Joe Wood's picture

    Depending On The Kindness Of Strangers

    Sometimes just when you are at your lowest, that's when you realize that you are not alone in this sometimes friendless world.

    I had a few weeks recently that had me questioning whether or not America works anymore.  Not only do Americans work anymore, but does the system work anymore, or does it simply fail those it cannot see.

    The system itself has not always been there for people who fall on hard times.  A holocaust of nameless and sometimes seemingly faceless people scatter every American city, living on whatever they can persuade out of the people on sidewalks, gas stations, and bus stops, who seem to have more brakes in life.  But there is also an epidemic of those who were middle class, were stable, and were living a somewhat normal existence up until September of 2008.  Up until the bottom dropped out.

    Those of us who have lost our jobs through no fault of our own have struggled to place meaning, and reason, and purpose to why this has happened.  Words fail us.  Just like everything else, there are no reasons why this had to happen to us.  And just like the jobs that we see in the ads, and before we can scarcely pick up a phone and call--are filled, the programs and support systems this government has put in place since that fall of 2008 have run their course, and then been extended, and extended, and then recently dried up to their ends.

    Many of us lost our unemployment, or had it but lost our insurance, or were denied benefits through some unkind act of fate.  Others were already on the street, and now only see lines get longer than they already were.  Many of us were already in the local unemployment line, and now only see and feel the apex of that condition--hour after hour, see all the seats filled, and all the computers taken. All of the jobs flooded with worthy applicants.

    Then we have had to turn to methods and strategies that are not natural to us.  We have had to actually think about drastic measures and schemes and begging--to pay the bare minimum of the normally insurmountable amounts of bills, now augmented.  We have had to put our dignity aside and ask for help.  Us, grown, able, dignified, hard working people.  We have become the man at the gas station; at the bus stop; at the park bench.  

    In the last three weeks, I have been saved by others three times.  My unemployment and its extensions had run its last course.  I received my last UI check; one for 19 dollars.

    My trash service had been cut off; apparently in the run-up to Christmas, we had neglected to pay a bill; we pay every 3 months.  It only now showed up in the way of having 5 full cans of trash spoil and sit and be pulled apart for two weeks straight.  That was our notice.

    And two days that normally would be cause for celebration; My oldest son's 10th birthday, and my baby son's 9th month on this earth.  No way to have a party; no money for gifts or a cake.  

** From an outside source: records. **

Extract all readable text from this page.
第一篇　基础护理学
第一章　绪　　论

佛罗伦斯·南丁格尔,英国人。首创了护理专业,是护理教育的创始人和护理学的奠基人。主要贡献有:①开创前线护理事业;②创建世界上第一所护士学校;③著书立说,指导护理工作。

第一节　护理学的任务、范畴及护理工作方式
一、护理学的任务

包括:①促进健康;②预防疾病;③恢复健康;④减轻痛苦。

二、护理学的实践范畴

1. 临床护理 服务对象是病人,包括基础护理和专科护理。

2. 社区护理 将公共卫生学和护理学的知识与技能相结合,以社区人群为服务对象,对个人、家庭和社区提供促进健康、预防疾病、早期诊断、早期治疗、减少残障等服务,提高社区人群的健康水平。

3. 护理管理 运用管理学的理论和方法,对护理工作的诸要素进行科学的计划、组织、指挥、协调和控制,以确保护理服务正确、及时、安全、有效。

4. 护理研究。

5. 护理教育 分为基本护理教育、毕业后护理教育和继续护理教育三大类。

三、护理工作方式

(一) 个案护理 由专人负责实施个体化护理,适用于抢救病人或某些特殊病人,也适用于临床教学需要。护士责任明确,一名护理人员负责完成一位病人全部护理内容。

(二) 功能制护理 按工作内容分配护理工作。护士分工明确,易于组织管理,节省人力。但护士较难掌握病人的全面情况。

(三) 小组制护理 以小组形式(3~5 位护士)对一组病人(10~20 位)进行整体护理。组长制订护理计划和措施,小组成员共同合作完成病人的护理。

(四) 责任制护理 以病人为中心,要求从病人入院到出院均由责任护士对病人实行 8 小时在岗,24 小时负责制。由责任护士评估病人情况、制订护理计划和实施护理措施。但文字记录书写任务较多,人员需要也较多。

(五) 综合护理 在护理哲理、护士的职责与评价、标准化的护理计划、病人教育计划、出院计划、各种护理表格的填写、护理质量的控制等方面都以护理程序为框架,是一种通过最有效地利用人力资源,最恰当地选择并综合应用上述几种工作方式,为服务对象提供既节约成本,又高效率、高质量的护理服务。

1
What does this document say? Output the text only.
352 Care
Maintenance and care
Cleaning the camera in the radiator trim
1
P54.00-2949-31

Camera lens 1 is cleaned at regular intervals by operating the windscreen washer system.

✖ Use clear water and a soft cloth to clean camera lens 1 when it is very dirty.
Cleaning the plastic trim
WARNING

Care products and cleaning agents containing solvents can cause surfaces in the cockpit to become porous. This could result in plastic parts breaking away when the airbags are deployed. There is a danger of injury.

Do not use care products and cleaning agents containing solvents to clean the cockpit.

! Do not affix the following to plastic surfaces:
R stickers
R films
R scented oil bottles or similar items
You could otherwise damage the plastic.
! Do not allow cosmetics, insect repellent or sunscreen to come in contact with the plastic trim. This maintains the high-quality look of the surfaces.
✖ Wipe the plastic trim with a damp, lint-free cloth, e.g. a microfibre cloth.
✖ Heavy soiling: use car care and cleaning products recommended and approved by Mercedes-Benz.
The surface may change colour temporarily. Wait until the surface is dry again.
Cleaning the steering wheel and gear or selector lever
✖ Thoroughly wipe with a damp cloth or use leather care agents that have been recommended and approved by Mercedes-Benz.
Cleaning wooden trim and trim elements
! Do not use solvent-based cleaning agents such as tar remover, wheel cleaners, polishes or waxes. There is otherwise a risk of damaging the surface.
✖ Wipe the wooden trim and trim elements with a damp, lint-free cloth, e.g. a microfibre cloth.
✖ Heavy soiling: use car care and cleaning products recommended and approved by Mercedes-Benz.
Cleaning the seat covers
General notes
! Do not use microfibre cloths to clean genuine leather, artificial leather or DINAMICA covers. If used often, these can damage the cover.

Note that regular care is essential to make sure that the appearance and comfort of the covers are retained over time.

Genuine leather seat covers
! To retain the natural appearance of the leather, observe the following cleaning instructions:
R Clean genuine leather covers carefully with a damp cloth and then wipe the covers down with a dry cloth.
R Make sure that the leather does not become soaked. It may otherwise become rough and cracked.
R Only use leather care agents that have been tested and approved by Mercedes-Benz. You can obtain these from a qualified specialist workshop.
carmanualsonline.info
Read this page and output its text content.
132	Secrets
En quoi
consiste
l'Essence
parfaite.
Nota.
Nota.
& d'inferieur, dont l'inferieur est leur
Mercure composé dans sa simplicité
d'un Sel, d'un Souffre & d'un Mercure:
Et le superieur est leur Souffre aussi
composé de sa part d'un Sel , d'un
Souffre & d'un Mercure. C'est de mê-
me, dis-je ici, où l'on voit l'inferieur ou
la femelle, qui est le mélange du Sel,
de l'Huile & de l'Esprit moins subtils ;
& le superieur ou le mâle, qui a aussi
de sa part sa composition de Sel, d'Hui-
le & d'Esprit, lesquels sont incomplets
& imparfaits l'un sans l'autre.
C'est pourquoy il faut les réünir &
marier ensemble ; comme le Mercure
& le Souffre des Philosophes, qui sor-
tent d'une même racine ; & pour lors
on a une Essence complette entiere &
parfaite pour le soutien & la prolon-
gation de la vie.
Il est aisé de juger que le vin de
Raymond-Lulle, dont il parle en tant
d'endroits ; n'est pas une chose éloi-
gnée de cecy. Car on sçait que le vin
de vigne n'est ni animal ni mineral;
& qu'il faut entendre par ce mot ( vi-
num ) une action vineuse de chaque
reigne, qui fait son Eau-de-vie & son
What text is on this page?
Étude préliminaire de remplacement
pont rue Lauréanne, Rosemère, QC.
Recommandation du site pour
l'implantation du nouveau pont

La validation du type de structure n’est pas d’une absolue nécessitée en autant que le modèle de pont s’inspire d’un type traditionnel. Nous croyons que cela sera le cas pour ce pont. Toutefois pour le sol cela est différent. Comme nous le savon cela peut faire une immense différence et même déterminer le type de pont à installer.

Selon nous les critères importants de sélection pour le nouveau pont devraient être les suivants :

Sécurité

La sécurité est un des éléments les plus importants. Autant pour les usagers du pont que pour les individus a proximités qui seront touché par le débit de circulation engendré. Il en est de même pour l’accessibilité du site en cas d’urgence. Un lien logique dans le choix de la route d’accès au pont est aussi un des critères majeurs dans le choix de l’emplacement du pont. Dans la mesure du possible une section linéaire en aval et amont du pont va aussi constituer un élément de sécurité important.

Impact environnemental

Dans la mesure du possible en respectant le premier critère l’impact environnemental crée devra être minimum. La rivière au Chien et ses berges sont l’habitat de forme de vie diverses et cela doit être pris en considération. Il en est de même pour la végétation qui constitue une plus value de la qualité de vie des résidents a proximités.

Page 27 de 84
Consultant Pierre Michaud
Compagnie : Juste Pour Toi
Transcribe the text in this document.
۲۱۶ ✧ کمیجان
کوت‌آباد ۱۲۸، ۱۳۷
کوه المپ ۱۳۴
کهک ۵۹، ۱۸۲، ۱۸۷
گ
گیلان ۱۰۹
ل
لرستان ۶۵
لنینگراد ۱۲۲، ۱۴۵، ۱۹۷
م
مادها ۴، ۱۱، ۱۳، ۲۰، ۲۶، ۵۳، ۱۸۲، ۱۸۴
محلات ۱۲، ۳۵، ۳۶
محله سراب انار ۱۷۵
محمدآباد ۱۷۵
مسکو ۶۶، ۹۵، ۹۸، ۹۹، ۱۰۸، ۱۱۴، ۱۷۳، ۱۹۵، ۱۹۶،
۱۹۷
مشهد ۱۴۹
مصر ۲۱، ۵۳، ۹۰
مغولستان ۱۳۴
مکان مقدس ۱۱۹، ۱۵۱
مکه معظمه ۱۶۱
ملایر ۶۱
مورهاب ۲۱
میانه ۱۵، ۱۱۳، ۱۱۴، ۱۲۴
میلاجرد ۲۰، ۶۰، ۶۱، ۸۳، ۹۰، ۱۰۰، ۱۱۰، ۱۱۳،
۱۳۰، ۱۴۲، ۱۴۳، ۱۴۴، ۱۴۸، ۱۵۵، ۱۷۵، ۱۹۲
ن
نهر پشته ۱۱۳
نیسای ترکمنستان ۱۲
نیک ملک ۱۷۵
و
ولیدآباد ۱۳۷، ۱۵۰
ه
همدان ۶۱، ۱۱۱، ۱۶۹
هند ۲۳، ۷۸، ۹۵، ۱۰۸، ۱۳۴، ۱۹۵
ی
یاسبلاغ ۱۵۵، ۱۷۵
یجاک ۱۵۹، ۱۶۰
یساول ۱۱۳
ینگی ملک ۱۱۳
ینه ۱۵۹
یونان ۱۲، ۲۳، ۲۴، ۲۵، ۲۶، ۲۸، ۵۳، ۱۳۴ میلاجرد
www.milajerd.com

    You might think in this situation, everything keeps piling on and you just break.  Well, no.  It just gets worse and worse, and you are still there watching like a bystander, while trying everything possible not to be.  Imagine the ground becoming quicksand, and you fight and fight, and just find yourself farther from helping yourself.

    Thats when miracles, or just maybe kindness--can save you.  It did me. 

    My family can be thankful that all 3 of the above situations were remedied in one week.  Thanks to legislation passed unbeknownst to most of the unemployed and discouraged workers in Missouri, the state House signed legislation approving additional funds for those whom had run out of claims for UI.  I now have an additional 20 weeks to find a job while recieving unemployment.  I am thankful to those who voted and passed this for families like mine.

    Then, I sold an astounding number of pieces of artwork that had recently been placed on eBay, as a last ditch effort to pay this month's bills.  I made just enough to cover all the things most in danger of being disconnected or seized for failure to pay.  And, I received a check from two kind souls who saw it fit to help someone down on their luck find his son a gift.  Bless them.

    And after a humble plea to the bosses supervisor at the trash company, he agreed to give us some time and had the trash picked up.

    Is my faith in the system restored?  No, not really.  The system really had little to do with these small gestures that had such a huge impact.

    I believe government is nothing without ordinary and good people to work on its behalf.

    My son had cake and presents and balloons and singing.  It was almost as if it were any other birthday, only we might have appreciated it more this year.  My baby celebrated his 9th month with kisses and smiles and peace.

    It was only the kindness of those people who have never met me--or my sons--people I will never meet, yet decided to share their good fortune or use their station in life to help--that helped save my family in its darkest and most unsure hour, and gave us back some normalcy, for a time.

    And yet I know I am luckier than most.  I know that this doesn't happen for the guy down the street, who has his belongings out at the curb, next to a pink dresser with princesses, and a stroller.  It doesn't happen for the young girl in Port Au Prince with no roof, with caved in walls, and no food.  No shower.  Nor for my friend Evans and his neighbors in Kenya, who have no electricity in their home,and eat once a day.

    It doesn't happen for the multitudes sleeping on park benches and bus stops, who know this simply as life. 

    I may be jobless.  I may be in debt.  But I am not poor; I am not down on my luck. 

    No... Whether the system is broken, and whether it sees me or not--this month I am rich, because I am an American.  I am rich because of the kindness of strangers.